Motivasyonel serbest bırakma benim "temel çatışma" dediğim şeyin önüne geçiyor - annenle ve köken ailenle olan ilişkinizi yönetmeniz gerektiğini kabul etmen ile annenin sevgi ve desteğine olan devam eden ihtiyacın ve bunun olabileceğini umman arasındaki gerilim. kazandı. Çatışma, kızı etkili bir şekilde statükoda tutuyor.

Ve ana çatışma devam ettiği sürece eylem imkansızdır. Bu nedenle sahne davranışsal kopukluk - hayatınız ve ilişkileriniz için yeni hedefler belirlemek asla gerçekleşmeyecek.

Bırakmak için küçük adımlar:

Sıkışırsanız, bu stratejiler kendinizi kurtarmanıza yardımcı olacaktır. Elbette, yetenekli bir terapistle çalışmak en iyi yoldur, ancak kendinize yardımcı olmak için kendi başınıza yapabileceğiniz şeyler vardır.

Senin hatan olmadığını kabul et

Varsayılan olan kendini suçlama, çeneni kapamana ve kendinde düzeltebileceğin bazı kusurların olduğunu ve her şeyin yoluna gireceğini düşünmene neden olur. Hatalı olmadığınızı bilmek, onu kendi başınıza düzeltemeyeceğinizin kabulünü de beraberinde getirir. Ebeveyniniz veya ebeveynleriniz işbirliği yapmalıdır.

Kötü niyetli davranışları normalleştirmeyin

Çocuklar, menşe ailelerindeki davranışları normalleştirir ve yetişkinlikte de bunu sürdürmeleri normaldir. Mazeret uydurmayın veya sözlü tacize maruz kalmayın; neler olup bittiğini takip edin ve sakince ve doğrudan tepki verin. Bir ebeveyn veya akraba ile bile nasıl iletişim kurmak istediğinize dair kurallar koyma hakkınız vardır.

Sınırları belirle

İlişkileri nasıl yöneteceğinizi anlamak için zihinsel bir alan oluşturmanız gerekecek. Ve ne gerekiyorsa yapın - gerekirse teması azaltın veya sınırlayın.

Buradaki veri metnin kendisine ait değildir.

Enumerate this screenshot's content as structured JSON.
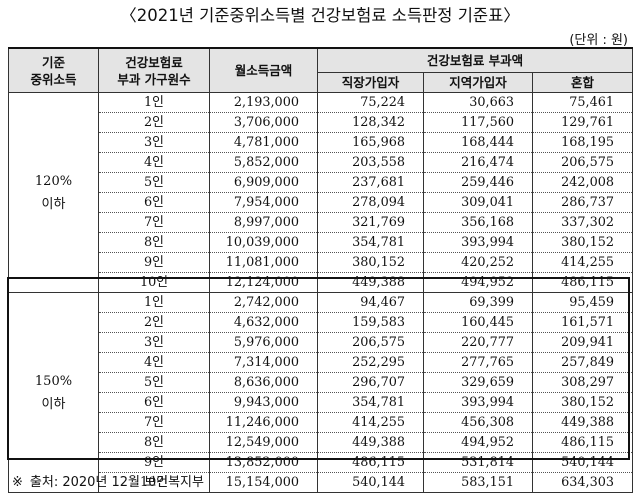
{
  "title": "〈2021년 기준중위소득별 건강보험료 소득판정 기준표〉",
  "unit": "(단위 : 원)",
  "headers": {
    "category_line1": "기준",
    "category_line2": "중위소득",
    "household_line1": "건강보험료",
    "household_line2": "부과 가구원수",
    "income": "월소득금액",
    "premium_group": "건강보험료 부과액",
    "workplace": "직장가입자",
    "regional": "지역가입자",
    "mixed": "혼합"
  },
  "groups": [
    {
      "category_pct": "120%",
      "category_label": "이하",
      "rows": [
        {
          "household": "1인",
          "income": "2,193,000",
          "workplace": "75,224",
          "regional": "30,663",
          "mixed": "75,461"
        },
        {
          "household": "2인",
          "income": "3,706,000",
          "workplace": "128,342",
          "regional": "117,560",
          "mixed": "129,761"
        },
        {
          "household": "3인",
          "income": "4,781,000",
          "workplace": "165,968",
          "regional": "168,444",
          "mixed": "168,195"
        },
        {
          "household": "4인",
          "income": "5,852,000",
          "workplace": "203,558",
          "regional": "216,474",
          "mixed": "206,575"
        },
        {
          "household": "5인",
          "income": "6,909,000",
          "workplace": "237,681",
          "regional": "259,446",
          "mixed": "242,008"
        },
        {
          "household": "6인",
          "income": "7,954,000",
          "workplace": "278,094",
          "regional": "309,041",
          "mixed": "286,737"
        },
        {
          "household": "7인",
          "income": "8,997,000",
          "workplace": "321,769",
          "regional": "356,168",
          "mixed": "337,302"
        },
        {
          "household": "8인",
          "income": "10,039,000",
          "workplace": "354,781",
          "regional": "393,994",
          "mixed": "380,152"
        },
        {
          "household": "9인",
          "income": "11,081,000",
          "workplace": "380,152",
          "regional": "420,252",
          "mixed": "414,255"
        },
        {
          "household": "10인",
          "income": "12,124,000",
          "workplace": "449,388",
          "regional": "494,952",
          "mixed": "486,115"
        }
      ]
    },
    {
      "category_pct": "150%",
      "category_label": "이하",
      "rows": [
        {
          "household": "1인",
          "income": "2,742,000",
          "workplace": "94,467",
          "regional": "69,399",
          "mixed": "95,459"
        },
        {
          "household": "2인",
          "income": "4,632,000",
          "workplace": "159,583",
          "regional": "160,445",
          "mixed": "161,571"
        },
        {
          "household": "3인",
          "income": "5,976,000",
          "workplace": "206,575",
          "regional": "220,777",
          "mixed": "209,941"
        },
        {
          "household": "4인",
          "income": "7,314,000",
          "workplace": "252,295",
          "regional": "277,765",
          "mixed": "257,849"
        },
        {
          "household": "5인",
          "income": "8,636,000",
          "workplace": "296,707",
          "regional": "329,659",
          "mixed": "308,297"
        },
        {
          "household": "6인",
          "income": "9,943,000",
          "workplace": "354,781",
          "regional": "393,994",
          "mixed": "380,152"
        },
        {
          "household": "7인",
          "income": "11,246,000",
          "workplace": "414,255",
          "regional": "456,308",
          "mixed": "449,388"
        },
        {
          "household": "8인",
          "income": "12,549,000",
          "workplace": "449,388",
          "regional": "494,952",
          "mixed": "486,115"
        },
        {
          "household": "9인",
          "income": "13,852,000",
          "workplace": "486,115",
          "regional": "531,814",
          "mixed": "540,144"
        },
        {
          "household": "10인",
          "income": "15,154,000",
          "workplace": "540,144",
          "regional": "583,151",
          "mixed": "634,303"
        }
      ]
    }
  ],
  "source": {
    "mark": "※",
    "text": "출처: 2020년 12월 보건복지부"
  }
}
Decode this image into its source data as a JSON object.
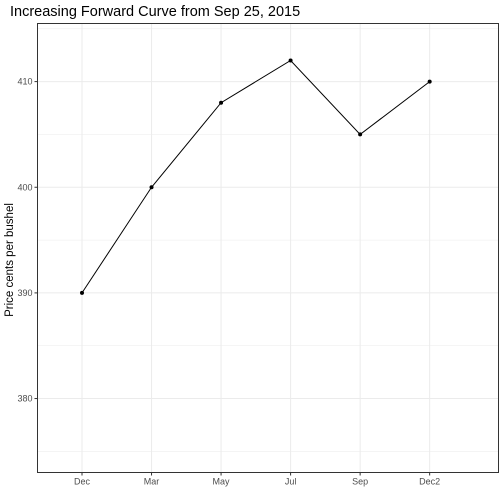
{
  "chart_data": {
    "type": "line",
    "title": "Increasing Forward Curve from Sep 25, 2015",
    "xlabel": "",
    "ylabel": "Price cents per bushel",
    "categories": [
      "Dec",
      "Mar",
      "May",
      "Jul",
      "Sep",
      "Dec2"
    ],
    "series": [
      {
        "values": [
          390,
          400,
          408,
          412,
          405,
          410
        ]
      }
    ],
    "ylim": [
      373,
      415.5
    ],
    "yticks": [
      380,
      390,
      400,
      410
    ],
    "ytick_labels": [
      "380",
      "390",
      "400",
      "410"
    ],
    "grid": true,
    "line_color": "#000000",
    "marker_color": "#000000",
    "gridline_color": "#ebebeb",
    "panel_border_color": "#333333",
    "tick_label_color": "#4d4d4d",
    "legend": "none"
  }
}
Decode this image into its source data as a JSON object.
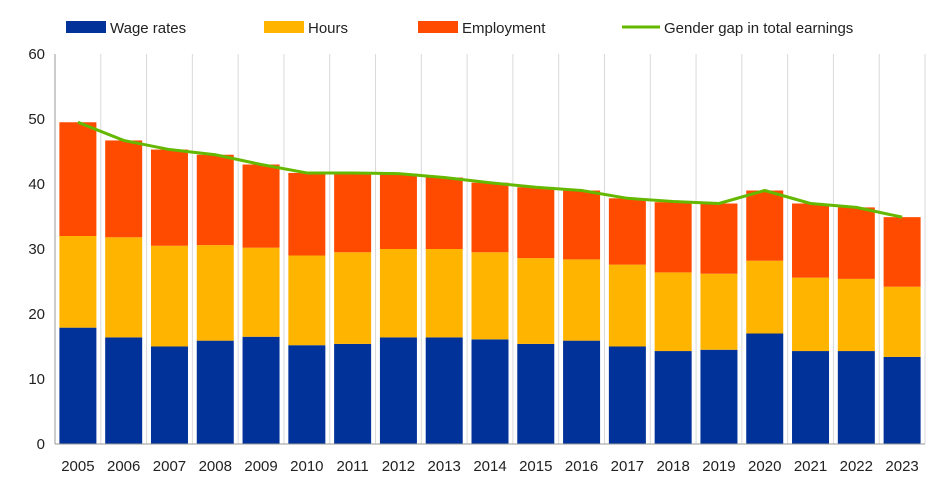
{
  "chart_data": {
    "type": "bar",
    "stacked": true,
    "title": "",
    "xlabel": "",
    "ylabel": "",
    "ylim": [
      0,
      60
    ],
    "yticks": [
      0,
      10,
      20,
      30,
      40,
      50,
      60
    ],
    "grid": "vertical",
    "legend_position": "top",
    "categories": [
      "2005",
      "2006",
      "2007",
      "2008",
      "2009",
      "2010",
      "2011",
      "2012",
      "2013",
      "2014",
      "2015",
      "2016",
      "2017",
      "2018",
      "2019",
      "2020",
      "2021",
      "2022",
      "2023"
    ],
    "series": [
      {
        "name": "Wage rates",
        "kind": "bar",
        "color": "#003299",
        "values": [
          17.9,
          16.4,
          15.0,
          15.9,
          16.5,
          15.2,
          15.4,
          16.4,
          16.4,
          16.1,
          15.4,
          15.9,
          15.0,
          14.3,
          14.5,
          17.0,
          14.3,
          14.3,
          13.4
        ]
      },
      {
        "name": "Hours",
        "kind": "bar",
        "color": "#FFB400",
        "values": [
          14.1,
          15.4,
          15.5,
          14.7,
          13.7,
          13.8,
          14.1,
          13.6,
          13.6,
          13.4,
          13.2,
          12.5,
          12.6,
          12.1,
          11.7,
          11.2,
          11.3,
          11.1,
          10.8
        ]
      },
      {
        "name": "Employment",
        "kind": "bar",
        "color": "#FF4B00",
        "values": [
          17.5,
          14.9,
          14.8,
          13.9,
          12.8,
          12.7,
          12.2,
          11.6,
          11.0,
          10.7,
          10.9,
          10.6,
          10.2,
          10.8,
          10.8,
          10.8,
          11.4,
          11.0,
          10.7
        ]
      },
      {
        "name": "Gender gap in total earnings",
        "kind": "line",
        "color": "#65B800",
        "values": [
          49.5,
          46.7,
          45.3,
          44.5,
          43.0,
          41.7,
          41.7,
          41.6,
          41.0,
          40.2,
          39.5,
          39.0,
          37.8,
          37.3,
          37.0,
          39.0,
          37.0,
          36.4,
          34.9
        ]
      }
    ]
  }
}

Duygusal beceri setinizi oluşturun

Duygularınızı mümkün olduğunca doğru bir şekilde tanımlamaya çalışın - duygusal zekanın önemli bir parçası - ve duygularınızın kaynağını takip edip edemeyeceğinize bakın. Özellikle annenle ve diğer aile üyeleriyle olan ilişkini düşündüğünde. Örneğin, suçluluk duygusunu utançtan, kişinin kendisi hakkındaki olumsuz duygulardan kötüye kullanıma değer ve sevgiye karşı duyarsızlıktan ayırt etme işi.

Düşüncelerinizi kontrol edin

Yansıma ve endişe sizi tamamen tüketebilir. Dr. Daniel Wegner'in saplantılı düşünceler üzerine yaptığı araştırma, düşünceleri bastırmaya çalışmanın onları yalnızca daha kalıcı hale getirdiğini gösteriyor. Bu nedenle, diğer yöntemleri denemeniz gerekir. Bunlardan biri kendinize bir endişe zamanı ayarlamaktır. Bir diğeri, takıntılı düşüncelerle yüzleşmenize izin vermek ve en kötü durum hakkında, sanki korkular gerçek olmuş ve onlarla başa çıkmak zorundaymışsınız gibi düşünmektir.

Bırakmak, ustalaşması zor ama anlaşılması mümkün bir sanattır.